Section 16. Section 289 of the National Internal Revenue Code of 1997, as amended, is hereby amended to read as follows:
“Sec. 289. Special Financial Support to Beneficiary Provinces Producing Virginia Tobacco.— The financial support given by the National Government for the beneficiary provinces shall be constituted and collected from the proceeds of fifteen percent (15%) of the excise taxes on locally manufactured Virginia-type of cigarettes, but not exceeding Seventeen billion pesos (₱17,000,000,000.00) notwithstanding the provision of Section 3 of Republic Act No. 7171.
“The funds allotted shall be divided among the beneficiary provinces pro-rata according to the volume of Virginia tobacco production.
“Provinces producing Virginia tobacco shall be the beneficiary provinces under Republic Act No. 7171: Provided, however, That to qualify as beneficiary under R.A. No. 7171, a province must have an average annual production of Virginia leaf tobacco in an amount not less than one million kilos: Provided, further, That the Department of Budget and Management (DBM) shall each year determine the beneficiary provinces and their computed share of the funds under R.A. No. 7171, referring to the National Tobacco Administration (NTA) records of tobacco acceptances, at the tobacco trading centers for the immediate past year.
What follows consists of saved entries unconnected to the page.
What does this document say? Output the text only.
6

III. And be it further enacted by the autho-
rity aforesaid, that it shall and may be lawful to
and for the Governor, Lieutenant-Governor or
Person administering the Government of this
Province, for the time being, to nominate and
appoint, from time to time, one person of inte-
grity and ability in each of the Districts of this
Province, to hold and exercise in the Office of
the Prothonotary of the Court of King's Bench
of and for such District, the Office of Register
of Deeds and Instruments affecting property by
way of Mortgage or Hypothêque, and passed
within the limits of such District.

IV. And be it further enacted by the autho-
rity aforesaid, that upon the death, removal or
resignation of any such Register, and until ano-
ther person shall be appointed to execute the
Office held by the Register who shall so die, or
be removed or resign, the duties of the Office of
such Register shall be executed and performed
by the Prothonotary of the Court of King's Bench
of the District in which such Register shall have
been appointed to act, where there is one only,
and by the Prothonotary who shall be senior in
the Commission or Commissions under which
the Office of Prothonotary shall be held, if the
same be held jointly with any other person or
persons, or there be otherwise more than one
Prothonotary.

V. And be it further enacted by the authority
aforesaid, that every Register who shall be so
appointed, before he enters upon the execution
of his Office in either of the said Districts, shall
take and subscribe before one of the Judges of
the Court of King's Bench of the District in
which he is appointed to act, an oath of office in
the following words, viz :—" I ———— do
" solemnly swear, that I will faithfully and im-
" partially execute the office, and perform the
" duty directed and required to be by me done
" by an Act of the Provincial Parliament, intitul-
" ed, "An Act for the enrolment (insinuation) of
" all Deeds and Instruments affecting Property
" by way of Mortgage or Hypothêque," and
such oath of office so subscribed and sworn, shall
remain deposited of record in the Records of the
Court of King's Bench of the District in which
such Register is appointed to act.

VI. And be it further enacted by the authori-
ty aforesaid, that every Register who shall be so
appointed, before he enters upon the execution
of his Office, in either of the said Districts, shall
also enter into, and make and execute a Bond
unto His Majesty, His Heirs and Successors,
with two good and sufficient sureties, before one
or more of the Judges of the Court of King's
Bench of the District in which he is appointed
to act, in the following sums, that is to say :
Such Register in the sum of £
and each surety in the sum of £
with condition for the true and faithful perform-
“The Secretary of Budget and Management is hereby directed to retain annually the said funds equivalent to fifteen percent (15%) of excise taxes on locally manufactured Virginia-type cigarettes, but not exceeding Seventeen billion pesos (₱17,000,000,000.00) notwithstanding the provision of Section 3 of R.A. No. 7171, to be remitted to the beneficiary provinces qualified under R.A. No. 7171.
“The provisions of existing laws to the contrary notwithstanding, the fifteen percent (15%) share from government revenues mentioned in R.A. No. 7171, but not exceeding Seventeen billion pesos (₱I7,000,000,000.00) notwithstanding the provision of Section 3 of R.A. No. 7171, and due to the Virginia tobacco-producing provinces shall be directly remitted to the provinces concerned.
“Provided, That this Section shall be implemented in accordance with the guidelines of Memorandum Circular No. 61-A dated November 28, 1993, which amended Memorandum Circular No. 61, entitled ‘Prescribing Guidelines for Implementing Republic Act No. 7171’, dated January 1, 1992 and that the funds be utilized to further advance self-reliance and expand viable alternatives for Virginia-tobacco farmers and workers through:
“(1) Cooperative projects that will enhance better quality of products, increase productivity, guarantee the market and as a whole increase farmers’ income;
“(2) Livelihood projects particularly the development of alternative farming systems to enhance farmers’ income;
“(3) Agro-industrial projects that will enable tobacco farmers in the Virginia tobacco-producing provinces to be involved in the management and subsequent ownership of these projects such as post-harvest and secondary processing like cigarette manufacturing and by-product utilization;
“(4) Infrastructure projects such as farm-to-market roads, bridges, schools, hospitals, rural health facilities, and irrigation systems;
“(5) Programs and projects that will promote, enhance, and develop the tourism potential of Virginia tobacco-growing provinces; and
“(6) Programs that will provide financial assistance for tobacco farmers that were displaced or who cease to produce tobacco.
“Provided, further, That in addition to the local government units mentioned in the above circular, the concerned officials in the province shall be consulted as regards the identification of projects to be financed.”